Can You Have Pain You Don’t Feel?
I know, it sounds like a dumb question, but Jen assures me there is such a thing. I had asked her this question because I was sitting here sweating with some discomfort that is hard to describe and it dawned on me it might be pain. Jen asked me a couple weeks ago about how my back feels, if not painful. Don’t get me wrong, I’ve had some stop-you-in-your-tracks pain over the last month, but mostly, as I described to her, it feels like a marble in the middle of my back that applies pressure when I sit or lie. An irritation or discomfort would be more the descriptor. But I’m not feeling any right now, never-the-less here I sit in my own temperature discomfort bubble of sweat. Conversely, is there joy you can’t or don’t feel? This seems a little more complicated and more about emotional than physical.

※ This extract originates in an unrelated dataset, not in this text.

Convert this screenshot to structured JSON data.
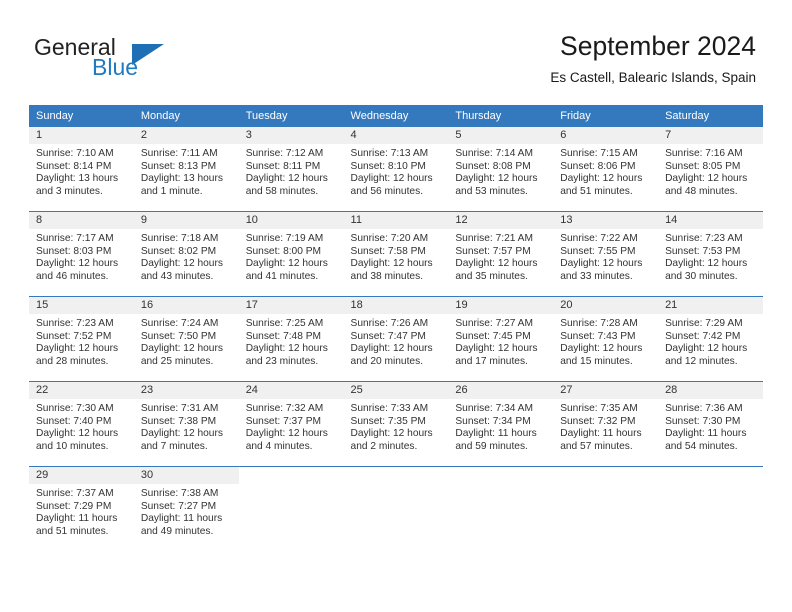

It started me thinking about pain people feel and the varying ways it might present itself. Probably at the top of the list is pain from losing someone. All of us have gone through this and if not yet, you will. It’s a pain that is a normal part of life. The best way to remedy this is usually to allow time to soften the pain and allow us to remember the joy that we experienced. Even through the joy of remembrance though, we will always have the numbness of the memory and the sense of loss. Every time something great happens, we want to pick up the phone and call Mom to share the news, then the bittersweetness of our joy is combined with our pain, damping the mood. Years ago, following a surgery Jen had, she would complain of a scar tissue numbness that hurt. I couldn’t understand it at the time, and I thought she might be going off the deep end. Not really, but I certainly thought that she might be on a different plane than I or at least she was experiencing something more complex than my simple mind could attain. That is until lately. Maybe I have finally evolved into a deeper understanding of things.
When I was younger, you either hurt or you didn’t. If you hurt, just rub some dirt on it and all will be well or put some monkey-blood on it. Ah, monkey-blood, the elixir to make all ailments better. Mercurochrome for those more technical. As I’ve gotten older, I’ve discovered things such as pain coming in varying degrees and by how disabling they are being measured in what tasks won’t be completed as a result. If one was to ask me what my daily pain level was like these days, I would say a four to five. It became more an annoyance than a disability, something you force to the back of your mind. A while back, I dropped a cut piece of OSB panel on my big toe. It hurt for a few minutes, I cussed and hopped around and then it stopped hurting. I felt pressure in my shoe, so I cut out a hole in my big toe area to have freedom of movement. This caused major embarrassment for Jen since I would wear it daily no matter who I might run in to or have to visit. Relief for me, painful for Jen until I finally threw them in the trash.
We find it painful to watch movies that are bad, yet we have no real physical association. We cringe with pain when someone suffers an injury, and we avert our eyes or the eyes of young ones to avoid the feeling that will be experienced if witnessed. There are even websites devoted to the amusement of those that find pleasure in someone else’s pain. I think why would anyone do such a thing, then after an hour of watching, cringing, and laughing, I stop watching it. Pain has become a big industry; pain control an even bigger one. Since hurting my back, I have become accustomed to modern medicine relieving my pain to the interval of four times a day. Important enough that I have an alarm sound off every six hours to maintain constant level of numbness. But this time in comparison to twelve years ago is quite different. After my first disk rupture, I was prescribed the highest dosage of Norco and took two every four hours. This time, I take a single pill of the lowest dose of Tramadol every six hours. Due to the opioid problem/crisis in America, the government has cracked down on the medical industry and have put limits on the availability of pain meds. Instead of masking the pain and sleeping all day, we are now supposed to deal with a measure of pain and maintain a level just under the point of debilitation. I get it, and before this injury, I was one of those calling for changes in the administration of opioids. Now I wish they could have waited until mid-2024.
Pain has become the center point of my life. I survive in six hour increments even when really all I’m feeling is discomfort or annoyance. I’m beginning to think my pain might not just be physical and maybe more often is the mental avoidance of it. Sooner or later and with my surgeon having a steady hand, pain might not be something I have to ask silly questions of my wife like, “Can you have pain you don’t feel?”.
The brain is a powerful machine that protects you from all sorts of pain. Many times physical pain is linked with emotional distress as well. Maybe working through the mental can help with the physical?
I would be interested to know if another language has a word for what you’re describing.